Could it be that Generations are not innately different, that differences are merely the point in life they are in at that moment? I work with younger men and women and I see myself thirty years ago. Millennials are the most independent, attention-deficit and idealistic of the generations? Oh, please.

Each human is an individual and it is as individuals that we respond to the world. I know parents who Facebook-stalk their kids. I know of Millennials who don’t like Facebook. Mom and Dad got the iPads first. And most of Generation Y doesn’t like Twitter or Google Plus.

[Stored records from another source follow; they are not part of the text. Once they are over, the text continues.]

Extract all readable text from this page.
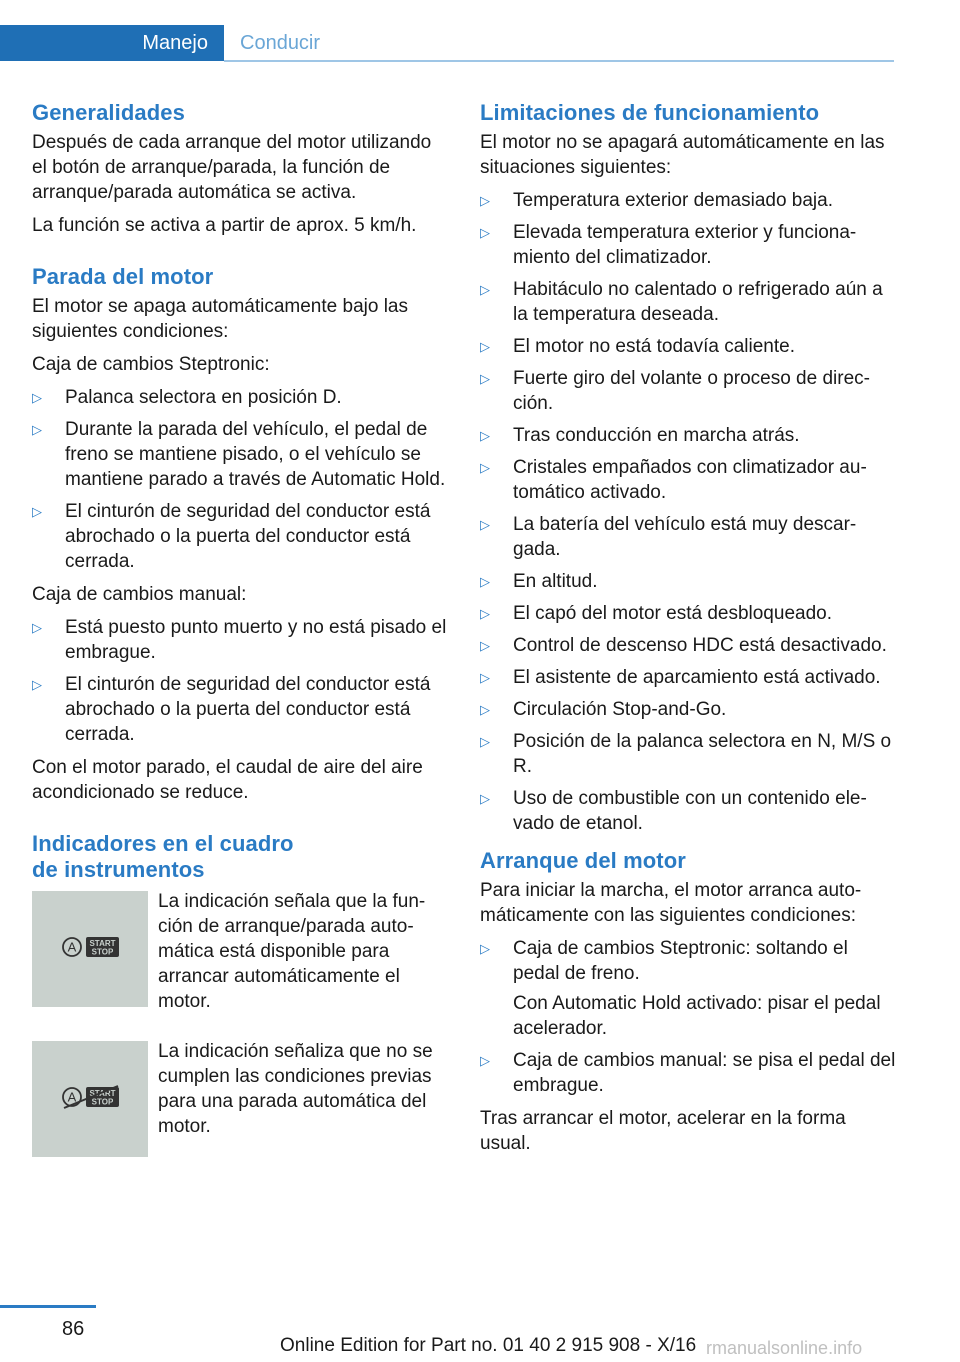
Manejo Conducir
Generalidades

Después de cada arranque del motor utilizando el botón de arranque/parada, la función de arranque/parada automática se activa.

La función se activa a partir de aprox. 5 km/h.

Parada del motor

El motor se apaga automáticamente bajo las siguientes condiciones:

Caja de cambios Steptronic:

▷	Palanca selectora en posición D.
▷	Durante la parada del vehículo, el pedal de freno se mantiene pisado, o el vehículo se mantiene parado a través de Automatic Hold.
▷	El cinturón de seguridad del conductor está abrochado o la puerta del conductor está cerrada.

Caja de cambios manual:

▷	Está puesto punto muerto y no está pisado el embrague.
▷	El cinturón de seguridad del conductor está abrochado o la puerta del conductor está cerrada.

Con el motor parado, el caudal de aire del aire acondicionado se reduce.

Indicadores en el cuadro
de instrumentos
A START
STOP

La indicación señala que la función de arranque/parada automática está disponible para arrancar automáticamente el motor.

A START
STOP

La indicación señaliza que no se cumplen las condiciones previas para una parada automática del motor.

Limitaciones de funcionamiento

El motor no se apagará automáticamente en las situaciones siguientes:

▷	Temperatura exterior demasiado baja.
▷	Elevada temperatura exterior y funcionamiento del climatizador.
▷	Habitáculo no calentado o refrigerado aún a la temperatura deseada.
▷	El motor no está todavía caliente.
▷	Fuerte giro del volante o proceso de dirección.
▷	Tras conducción en marcha atrás.
▷	Cristales empañados con climatizador automático activado.
▷	La batería del vehículo está muy descargada.
▷	En altitud.
▷	El capó del motor está desbloqueado.
▷	Control de descenso HDC está desactivado.
▷	El asistente de aparcamiento está activado.
▷	Circulación Stop-and-Go.
▷	Posición de la palanca selectora en N, M/S o R.
▷	Uso de combustible con un contenido elevado de etanol.
Arranque del motor

Para iniciar la marcha, el motor arranca automáticamente con las siguientes condiciones:

▷	Caja de cambios Steptronic: soltando el pedal de freno.
Con Automatic Hold activado: pisar el pedal acelerador.
▷	Caja de cambios manual: se pisa el pedal del embrague.

Tras arrancar el motor, acelerar en la forma usual.

86
Online Edition for Part no. 01 40 2 915 908 - X/16 rmanualsonline.info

I’ll agree Generation Y grew up with instant-on, SMS and video games. They will always be better at those things than their elders. Electronic gadgets don’t make them a different species, however. At some point, Generation Y won’t be any good at them, either.

Boomer friends, I have a thought for you: the young who walk your office halls are you. Or, maybe you were them. Did you change? We are the ones who became different; we are more cautious. Conservative. That is normal. As more older employees leave the work force, those who remain will be outnumbered.

But only if we view ourselves as ‘Boomers’ and their younger colleagues as ‘Generation Y.’